I was walking through our campus and saw a woman who must have been a mother, waiting outside one of the girls' dorms. As she waited for her daughter, she was using her boot to plow around the snow that was rapidly turning to slush.
It's behavior that's so uncharacteristic for an adult (at least in public!) that one could be tempted to call campus security to escort the crazy woman off campus, but even if she was crazy, she seemed harmless enough. Anyway, who hasn't sometimes felt the call of playing with snow? For me, there's always been a certain appeal, on days like today when the temperature is above freezing but most of the snow hasn't yet realized it, to stepping on the snow to turn it into slush, perhaps making patterns through the choice of which fallen precipitation stays snow and which transmutes into a new state of being.

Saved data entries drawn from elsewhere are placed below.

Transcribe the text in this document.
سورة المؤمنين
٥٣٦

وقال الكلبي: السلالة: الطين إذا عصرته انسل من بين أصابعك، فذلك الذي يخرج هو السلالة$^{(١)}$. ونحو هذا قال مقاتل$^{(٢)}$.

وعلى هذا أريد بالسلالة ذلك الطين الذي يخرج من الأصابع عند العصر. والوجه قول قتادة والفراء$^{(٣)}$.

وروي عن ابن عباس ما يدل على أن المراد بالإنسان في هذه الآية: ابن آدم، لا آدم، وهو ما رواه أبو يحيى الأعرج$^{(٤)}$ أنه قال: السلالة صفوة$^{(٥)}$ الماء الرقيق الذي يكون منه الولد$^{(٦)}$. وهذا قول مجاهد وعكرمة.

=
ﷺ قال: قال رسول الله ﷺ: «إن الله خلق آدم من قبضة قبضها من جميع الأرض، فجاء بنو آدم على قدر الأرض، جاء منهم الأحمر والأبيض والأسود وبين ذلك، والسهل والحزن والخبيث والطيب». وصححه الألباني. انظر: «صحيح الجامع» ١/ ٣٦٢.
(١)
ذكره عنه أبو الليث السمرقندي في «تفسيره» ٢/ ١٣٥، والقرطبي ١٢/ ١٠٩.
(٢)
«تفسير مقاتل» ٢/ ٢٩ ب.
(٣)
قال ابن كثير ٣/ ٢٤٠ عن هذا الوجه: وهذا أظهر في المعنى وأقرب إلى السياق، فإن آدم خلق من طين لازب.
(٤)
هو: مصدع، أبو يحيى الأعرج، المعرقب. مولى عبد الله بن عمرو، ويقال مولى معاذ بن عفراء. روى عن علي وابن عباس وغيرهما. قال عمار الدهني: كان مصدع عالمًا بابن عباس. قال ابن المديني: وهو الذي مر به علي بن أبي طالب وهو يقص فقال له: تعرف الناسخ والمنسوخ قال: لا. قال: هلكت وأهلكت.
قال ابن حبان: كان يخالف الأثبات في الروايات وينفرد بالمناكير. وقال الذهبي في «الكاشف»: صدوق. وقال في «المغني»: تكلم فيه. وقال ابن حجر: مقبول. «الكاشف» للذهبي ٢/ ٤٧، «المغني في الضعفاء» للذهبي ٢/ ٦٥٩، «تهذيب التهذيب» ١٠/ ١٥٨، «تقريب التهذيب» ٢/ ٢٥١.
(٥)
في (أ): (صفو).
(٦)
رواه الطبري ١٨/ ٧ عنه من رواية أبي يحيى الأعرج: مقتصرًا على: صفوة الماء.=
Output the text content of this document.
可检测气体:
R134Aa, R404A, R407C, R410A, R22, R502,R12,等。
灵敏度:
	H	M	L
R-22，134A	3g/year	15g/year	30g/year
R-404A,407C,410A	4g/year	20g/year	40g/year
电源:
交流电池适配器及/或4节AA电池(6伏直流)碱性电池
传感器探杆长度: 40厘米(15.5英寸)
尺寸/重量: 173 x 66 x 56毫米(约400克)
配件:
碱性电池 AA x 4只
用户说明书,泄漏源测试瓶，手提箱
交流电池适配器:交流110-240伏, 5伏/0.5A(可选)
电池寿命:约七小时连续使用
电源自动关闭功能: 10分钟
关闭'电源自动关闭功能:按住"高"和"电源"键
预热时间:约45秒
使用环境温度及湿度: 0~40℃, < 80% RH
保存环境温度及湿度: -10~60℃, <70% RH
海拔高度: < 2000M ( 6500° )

There's just something oddly satisfying about this sort of thing.
Before seeing this woman out and about, I might have thought it was a guy thing--we have a tendency to amuse ourselves with fairly simple, made-up-on-the-spot games, either solo or with company, but obviously this child-like amusement knows no gender boundaries. It's probably good for the soul, to break out of our adult stodginess once in a while, to smush snow to slush, and not to rush.
Later in the day, I was walking our dog, Beaker, and I looked back to see our respective trails through the snow. Mine was a straight line between A & B, while hers looped around, back-tracked, and went off on tangents as whim--or her nose--moved her. At the end of the walk, we both arrived in the same place, but who had more fun getting there?